Phillip Moffitt: A Life in Balance

As a young man, Phillip Moffitt reached for high-flung goals and achieved them. He tasted success as University of Tennessee student-body president. He co-founded 13-30 Corp., a Knoxville publishing company that at its height employed hundreds and pumped millions into the local economy.

He and others from 13-30 rescued Esquire magazine from the brink and transformed it into what the New Yorker called "a bible for the new American man of the eighties."

All the while Moffitt yearned to pursue more the inner than the outer life.

Now 59, he devotes his time and resources to just that.

The former editor-in-chief and CEO of 13-30 and Esquire has lived in the San Francisco area since the late 1980s. He teaches meditation retreats around the country as a service and donates any income to nonprofit causes. He also runs the Life Balance Institute from his home office and writes a column for Yoga Journal called "Dharma Wisdom."

"I had a very short horizon. I did not see myself as a businessperson long term. But I wanted to see how I could do in that world and bankroll myself to pursue other interests," Moffitt said in a telephone interview from his Marin County, Calif., office.

As UT students, he, Brient Mayfield, David White and Chris Whittle launched Collegiate Enterprises in 1968. The next year they introduced Knoxville in a Nutshell, a free guide to the city for incoming freshmen. The publication grew into a national multi-edition college magazine - and their springboard for Approach 13-30, incorporated Dec. 7, 1970.

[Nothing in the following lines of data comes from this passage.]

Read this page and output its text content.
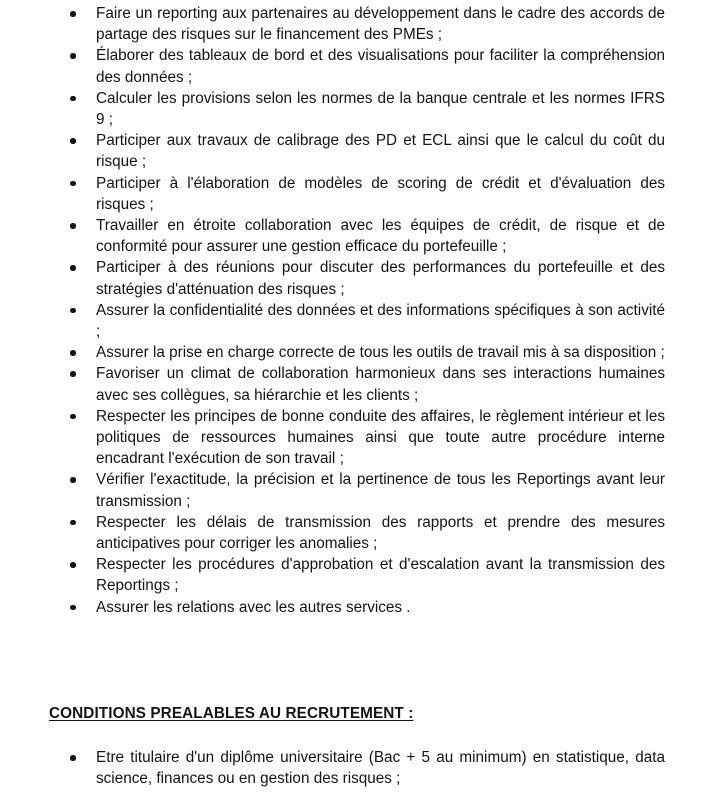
Faire un reporting aux partenaires au développement dans le cadre des accords de partage des risques sur le financement des PMEs ;
Élaborer des tableaux de bord et des visualisations pour faciliter la compréhension des données ;
Calculer les provisions selon les normes de la banque centrale et les normes IFRS 9 ;
Participer aux travaux de calibrage des PD et ECL ainsi que le calcul du coût du risque ;
Participer à l'élaboration de modèles de scoring de crédit et d'évaluation des risques ;
Travailler en étroite collaboration avec les équipes de crédit, de risque et de conformité pour assurer une gestion efficace du portefeuille ;
Participer à des réunions pour discuter des performances du portefeuille et des stratégies d'atténuation des risques ;
Assurer la confidentialité des données et des informations spécifiques à son activité ;
Assurer la prise en charge correcte de tous les outils de travail mis à sa disposition ;
Favoriser un climat de collaboration harmonieux dans ses interactions humaines avec ses collègues, sa hiérarchie et les clients ;
Respecter les principes de bonne conduite des affaires, le règlement intérieur et les politiques de ressources humaines ainsi que toute autre procédure interne encadrant l'exécution de son travail ;
Vérifier l'exactitude, la précision et la pertinence de tous les Reportings avant leur transmission ;
Respecter les délais de transmission des rapports et prendre des mesures anticipatives pour corriger les anomalies ;
Respecter les procédures d'approbation et d'escalation avant la transmission des Reportings ;
Assurer les relations avec les autres services .
CONDITIONS PREALABLES AU RECRUTEMENT :
Etre titulaire d'un diplôme universitaire (Bac + 5 au minimum) en statistique, data science, finances ou en gestion des risques ;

"We called it 13-30 because that was the age group we could imagine publishing for," Moffitt said.

The company's early logo was modeled on the yin-yang symbol. It foreshadowed Moffitt's path.

He began studying raja (the royal path) yoga meditation in 1972 and Buddhist vipassana (insight) meditation in 1983.

"The business world was more like a detour from my original interests. I had always had a spiritual life," Moffitt reflected. When he hit 30, a Canadian company was on track to buy 13-30. "I was going to do what I ended up doing 10 years later - pursue the inner life."

Instead, in 1979, 13-30 purchased Esquire, which was losing $500,000 a month. By 1984, the magazine's revenue had jumped 500 percent. Moffitt was commuting between Knoxville and New York.

He and Whittle parted company in 1986, and Moffitt took over operations at Esquire, later selling it to Hearst Corp.

Moffitt soon founded the Life Balance Institute, a non-profit organization dedicated to the study and practice of spiritual values in daily life.

He gives public and private workshops to help people find balance.

"The majority of people who have been sitting here on the couch in my office talking about their lives have been entrepreneurs," Moffitt said. The former CEO helps in pinpointing their values and developing a plan to come into alignment with them.

Some clients may want to spend more time with family. Others may decide to leave business and pursue a creative field.

"I'm not helping people be more successful," Moffitt explained. "I'm helping them discover and articulate their goals and ultimately bring their life into better balance."